O impeachment é um mecanismo do Legislativo criado para evitar a má-conduta e remover funcionários públicos do alto escalão que tenham cometido alguma irregularidade. Mas o que pode fazer um presidente da República ser alvo de um processo de impeachment?
O sistema presidencial brasileiro entende que a estabilidade política do País é necessária. A falta de apoio parlamentar, uma crise econômica ou a impopularidade perante a população não são motivos suficientes para tirar um presidente do poder. O mandato só pode ser interrompido caso ele cometa um crime de responsabilidade durante seu governo.
O chamado “crime de responsabilidade” só pode ser atribuído a agentes públicos, como resultado da atuação pública no exercício do mandato. A Constituição estabelece quais infrações cometidas por um presidente da República se enquadram nessa categoria. Como punição, os condenados podem sofrer uma sanção política, como ter a perda imediata do mandato ou direitos políticos cassados.

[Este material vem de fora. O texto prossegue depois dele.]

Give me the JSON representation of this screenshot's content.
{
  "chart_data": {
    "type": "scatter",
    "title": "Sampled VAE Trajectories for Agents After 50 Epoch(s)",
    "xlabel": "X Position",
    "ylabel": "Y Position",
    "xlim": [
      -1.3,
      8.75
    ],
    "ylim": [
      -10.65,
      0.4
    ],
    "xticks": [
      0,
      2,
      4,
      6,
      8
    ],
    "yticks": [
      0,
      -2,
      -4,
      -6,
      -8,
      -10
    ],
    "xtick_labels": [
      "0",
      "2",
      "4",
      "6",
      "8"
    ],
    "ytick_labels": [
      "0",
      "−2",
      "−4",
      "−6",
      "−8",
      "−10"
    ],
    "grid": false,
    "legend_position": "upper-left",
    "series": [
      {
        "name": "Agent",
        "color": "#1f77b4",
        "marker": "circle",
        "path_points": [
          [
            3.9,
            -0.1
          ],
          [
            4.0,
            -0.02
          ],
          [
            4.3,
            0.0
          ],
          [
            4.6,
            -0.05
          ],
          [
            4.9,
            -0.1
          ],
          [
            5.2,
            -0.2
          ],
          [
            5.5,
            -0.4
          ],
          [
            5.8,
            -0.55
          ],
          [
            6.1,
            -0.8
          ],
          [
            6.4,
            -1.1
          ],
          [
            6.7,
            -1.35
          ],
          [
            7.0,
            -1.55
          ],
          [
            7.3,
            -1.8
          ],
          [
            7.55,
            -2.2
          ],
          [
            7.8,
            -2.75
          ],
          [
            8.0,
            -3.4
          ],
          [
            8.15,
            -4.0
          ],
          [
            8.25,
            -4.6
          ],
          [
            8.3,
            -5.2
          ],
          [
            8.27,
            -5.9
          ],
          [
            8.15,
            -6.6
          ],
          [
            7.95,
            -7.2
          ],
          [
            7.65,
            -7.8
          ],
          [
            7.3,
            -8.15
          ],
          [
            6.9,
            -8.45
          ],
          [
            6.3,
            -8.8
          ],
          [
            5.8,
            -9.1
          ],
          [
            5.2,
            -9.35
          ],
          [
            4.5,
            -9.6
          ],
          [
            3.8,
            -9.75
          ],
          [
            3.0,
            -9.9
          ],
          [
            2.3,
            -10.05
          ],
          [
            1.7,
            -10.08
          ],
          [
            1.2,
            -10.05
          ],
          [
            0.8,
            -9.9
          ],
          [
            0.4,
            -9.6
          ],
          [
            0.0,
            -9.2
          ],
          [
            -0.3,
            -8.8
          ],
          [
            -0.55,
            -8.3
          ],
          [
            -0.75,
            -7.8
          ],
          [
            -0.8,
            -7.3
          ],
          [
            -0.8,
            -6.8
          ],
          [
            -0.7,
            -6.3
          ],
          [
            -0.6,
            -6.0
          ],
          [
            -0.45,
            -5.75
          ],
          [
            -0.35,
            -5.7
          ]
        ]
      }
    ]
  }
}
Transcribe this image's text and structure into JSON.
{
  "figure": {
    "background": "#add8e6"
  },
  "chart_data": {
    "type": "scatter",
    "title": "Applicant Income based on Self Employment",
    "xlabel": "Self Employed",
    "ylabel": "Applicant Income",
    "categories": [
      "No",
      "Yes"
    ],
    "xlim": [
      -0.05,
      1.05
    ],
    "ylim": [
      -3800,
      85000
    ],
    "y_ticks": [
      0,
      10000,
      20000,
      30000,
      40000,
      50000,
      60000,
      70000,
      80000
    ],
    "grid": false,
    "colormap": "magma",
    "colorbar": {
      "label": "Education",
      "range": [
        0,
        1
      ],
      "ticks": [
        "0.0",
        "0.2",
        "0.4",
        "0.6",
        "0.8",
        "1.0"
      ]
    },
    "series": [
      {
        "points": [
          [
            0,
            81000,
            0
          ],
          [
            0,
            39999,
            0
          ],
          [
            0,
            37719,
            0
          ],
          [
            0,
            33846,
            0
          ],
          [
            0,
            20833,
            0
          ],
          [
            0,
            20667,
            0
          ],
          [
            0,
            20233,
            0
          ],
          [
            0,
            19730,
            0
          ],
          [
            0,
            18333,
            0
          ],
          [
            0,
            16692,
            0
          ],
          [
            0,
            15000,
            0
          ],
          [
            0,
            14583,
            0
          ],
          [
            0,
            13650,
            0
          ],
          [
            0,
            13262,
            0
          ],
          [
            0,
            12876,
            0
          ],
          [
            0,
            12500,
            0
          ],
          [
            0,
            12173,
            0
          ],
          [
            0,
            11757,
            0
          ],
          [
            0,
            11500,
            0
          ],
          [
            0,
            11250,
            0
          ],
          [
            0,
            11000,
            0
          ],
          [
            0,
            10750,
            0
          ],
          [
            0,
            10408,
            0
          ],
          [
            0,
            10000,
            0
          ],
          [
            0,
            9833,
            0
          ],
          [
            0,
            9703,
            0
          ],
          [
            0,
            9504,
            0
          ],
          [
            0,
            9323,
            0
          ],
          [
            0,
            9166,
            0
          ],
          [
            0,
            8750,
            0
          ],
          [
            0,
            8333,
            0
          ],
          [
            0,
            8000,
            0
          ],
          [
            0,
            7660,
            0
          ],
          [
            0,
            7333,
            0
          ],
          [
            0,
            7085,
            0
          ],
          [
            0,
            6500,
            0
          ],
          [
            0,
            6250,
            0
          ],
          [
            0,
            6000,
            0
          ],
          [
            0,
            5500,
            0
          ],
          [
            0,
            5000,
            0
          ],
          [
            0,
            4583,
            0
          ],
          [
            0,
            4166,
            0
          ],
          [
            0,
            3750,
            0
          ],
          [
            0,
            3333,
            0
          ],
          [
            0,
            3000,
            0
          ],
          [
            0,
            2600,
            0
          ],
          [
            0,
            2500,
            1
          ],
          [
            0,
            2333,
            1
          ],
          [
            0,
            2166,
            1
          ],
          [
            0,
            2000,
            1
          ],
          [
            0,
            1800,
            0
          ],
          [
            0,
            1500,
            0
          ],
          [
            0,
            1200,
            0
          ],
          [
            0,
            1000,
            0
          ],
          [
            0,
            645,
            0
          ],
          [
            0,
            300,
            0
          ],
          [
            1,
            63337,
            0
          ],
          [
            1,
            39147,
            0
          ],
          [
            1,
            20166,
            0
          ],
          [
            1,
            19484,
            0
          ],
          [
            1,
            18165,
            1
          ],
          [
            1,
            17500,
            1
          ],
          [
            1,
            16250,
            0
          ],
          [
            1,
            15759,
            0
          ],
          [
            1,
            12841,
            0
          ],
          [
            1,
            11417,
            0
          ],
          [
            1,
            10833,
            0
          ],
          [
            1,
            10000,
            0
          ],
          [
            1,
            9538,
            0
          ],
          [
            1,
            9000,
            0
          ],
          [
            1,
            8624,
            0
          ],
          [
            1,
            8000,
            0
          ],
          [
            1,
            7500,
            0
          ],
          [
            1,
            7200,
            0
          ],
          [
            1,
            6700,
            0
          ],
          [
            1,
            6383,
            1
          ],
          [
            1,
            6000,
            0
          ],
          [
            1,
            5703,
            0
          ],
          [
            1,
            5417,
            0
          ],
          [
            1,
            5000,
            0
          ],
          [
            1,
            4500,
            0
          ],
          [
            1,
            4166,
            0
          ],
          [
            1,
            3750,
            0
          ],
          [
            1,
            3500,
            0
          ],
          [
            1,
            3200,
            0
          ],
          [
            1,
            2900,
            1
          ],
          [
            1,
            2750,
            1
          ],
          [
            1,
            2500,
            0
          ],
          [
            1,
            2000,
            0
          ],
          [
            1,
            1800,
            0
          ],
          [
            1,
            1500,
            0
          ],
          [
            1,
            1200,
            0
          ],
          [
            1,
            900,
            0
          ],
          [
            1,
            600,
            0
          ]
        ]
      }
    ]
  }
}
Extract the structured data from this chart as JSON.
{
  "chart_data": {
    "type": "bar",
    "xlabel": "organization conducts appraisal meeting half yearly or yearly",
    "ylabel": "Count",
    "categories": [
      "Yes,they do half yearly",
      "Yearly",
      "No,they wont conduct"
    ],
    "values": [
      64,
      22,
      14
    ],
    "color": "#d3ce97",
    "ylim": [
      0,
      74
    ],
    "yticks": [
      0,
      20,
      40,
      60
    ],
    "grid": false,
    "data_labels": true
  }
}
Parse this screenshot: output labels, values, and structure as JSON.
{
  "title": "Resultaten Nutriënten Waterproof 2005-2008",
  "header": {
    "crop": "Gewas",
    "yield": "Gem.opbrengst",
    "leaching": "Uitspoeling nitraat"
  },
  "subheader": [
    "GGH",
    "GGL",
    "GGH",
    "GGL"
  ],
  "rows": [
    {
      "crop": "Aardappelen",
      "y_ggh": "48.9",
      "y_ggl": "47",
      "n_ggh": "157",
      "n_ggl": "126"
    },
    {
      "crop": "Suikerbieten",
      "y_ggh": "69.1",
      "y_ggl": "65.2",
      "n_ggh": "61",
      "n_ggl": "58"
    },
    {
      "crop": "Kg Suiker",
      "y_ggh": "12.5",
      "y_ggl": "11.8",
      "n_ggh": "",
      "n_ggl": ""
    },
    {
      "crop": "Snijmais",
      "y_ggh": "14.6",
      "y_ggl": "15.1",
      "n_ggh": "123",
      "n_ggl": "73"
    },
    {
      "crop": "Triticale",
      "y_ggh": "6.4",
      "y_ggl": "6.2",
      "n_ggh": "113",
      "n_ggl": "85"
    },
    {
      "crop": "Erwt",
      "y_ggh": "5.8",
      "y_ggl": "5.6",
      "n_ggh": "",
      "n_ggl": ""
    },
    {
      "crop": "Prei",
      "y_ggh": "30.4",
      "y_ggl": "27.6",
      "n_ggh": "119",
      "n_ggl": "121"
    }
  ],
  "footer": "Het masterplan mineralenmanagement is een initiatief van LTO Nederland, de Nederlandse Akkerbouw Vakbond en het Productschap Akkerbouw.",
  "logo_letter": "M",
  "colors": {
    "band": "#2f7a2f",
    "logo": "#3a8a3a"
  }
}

A denúncia contra um presidente pode ser feita por qualquer cidadão brasileiro e é encaminhada à Câmara dos Deputados. Parlamentares decidem se há procedência no caso e se a denúncia for acatada pelo presidente da Casa, a acusação é formalizada e o processo segue para o Senado, onde é feito o julgamento, sob a supervisão do STF.
O caso Dilma
O pedido de afastamento de Dilma Rousseff foi solicitado pelos juristas Hélio Bicudo, Janaína Paschoal e Miguel Reale Júnior. Dilma foi acusada de crime de responsabilidade por cometer manobras fiscais durante sua gestão, com base na interpretação da Lei de Responsabilidade Fiscal (LRF).
O argumento jurídico central da defesa e da presidente é de que as pedaladas fiscais e manobras orçamentárias não configuram crime de responsabilidade e que também teriam sido praticadas por gestões anteriores.
O pedido de impeachment foi acatado pelo então presidente da Câmara, Eduardo Cunha (PMDB-RJ). Depois, foi instalada uma comissão especial para analisar o pedido, que seguiu para votação no Plenário. Dois terços dos 513 deputados votaram a favor. Com o aval da Câmara, a abertura do processo seguiu para a análise do Senado, onde também foi aprovado.
Após votação final no Senado, Dilma foi condenada por crime de responsabilidade.
O caso Temer
No caso de Temer, o inquérito seguiu vias diferentes do de Dilma. A Constituição Federal entende que as práticas classificadas como “crimes comuns” atribuídas a um presidente no exercício do cargo devem ser conduzidas e julgadas por um procedimento diferente de um impeachment.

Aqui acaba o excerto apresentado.